The core research group: Gerd Kvale (PI), Bjarne Hansen (co-PI), Professor emeritus Lars-Göran Öst (Stockholm University), Professor Emeritus Michael Davis, Robert W. Woodruff Professor of Psychiatry, Behavioral Sciences and Psychology, Department of Psychiatry, Emory University School of Medicine, Professor Joseph Himle, University of Michigan at Ann Arbor, Professor Jonathan Abramowitz, Universtity of North Carolina at Chapel Hill and Associate Professor Martin Franklin, University of Pennsylvania.

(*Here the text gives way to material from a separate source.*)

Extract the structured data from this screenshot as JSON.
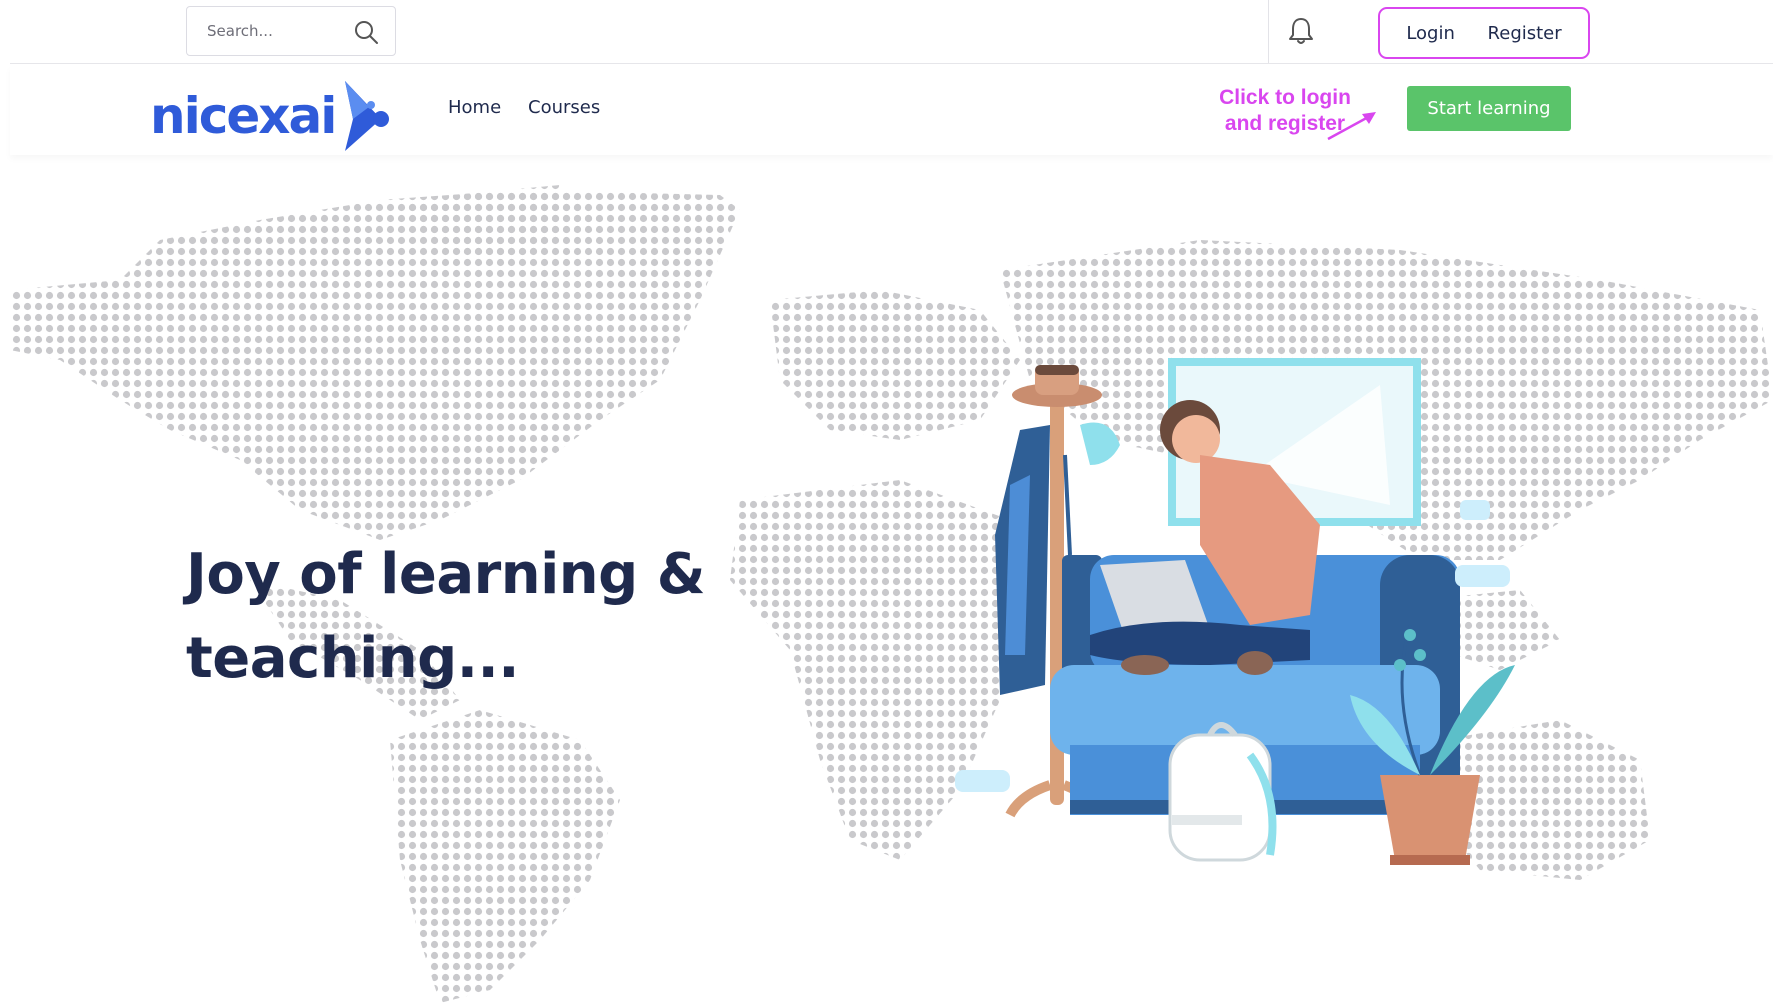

Scientific advisory board: Professor Ole Andreassen, Oslo Universitetssykehus/UiO; Professor Gunnar Morken, NTNU/St.Olavs Hospital; Professor Hans Nordahl, St. Olavs Hospital/NTNU; Professor Egil Martinsen, Oslo Universitetssykehus/UiO; Professor Ketil Ødegaard, Haukeland Universitetssykehus/ UiB; Førsteamanuensis Vegar Haaland, Sykehuset Sørlandet/ UiO; Leader of ANANKE (patient organization), Arne Strand.

The inclusion of patients in this study was completed August 2017.

References

1. Abramowitz, J., B. Deacon, J. and S. Whiteside, P.J. (2011). Exposure Therapy for Anxiety: Principles and Practice New York, Guilford Press.
2. Kvale, G., O. E. Havik, E. R. Heiervang, B. S. M. Haugland and T. Tangen (2013). Hvordan sikre angstpasienter kunnskapsbasert behandling? Oslo, Universitetsforlaget.
3. Perala, J., J. Suvisaari, S. I. Saarni, K. Kuoppasalmi, E. Isometsa, S. Pirkola, T. Partonen, A. Tuulio-Henriksson, J. Hintikka, T. Kieseppa, T. Harkanen, S. Koskinen and J. Lonnqvist (2007). "Lifetime prevalence of psychotic and bipolar I disorders in a general population." Arch Gen Psychiatry 64(1): 19-28.
4. Knudsen, A. K., S. Overland, M. Hotopf and A. Mykletun (2012). "Lost working years due to mental disorders: an analysis of the Norwegian disability pension registry." PLoS One 7(8): e42567.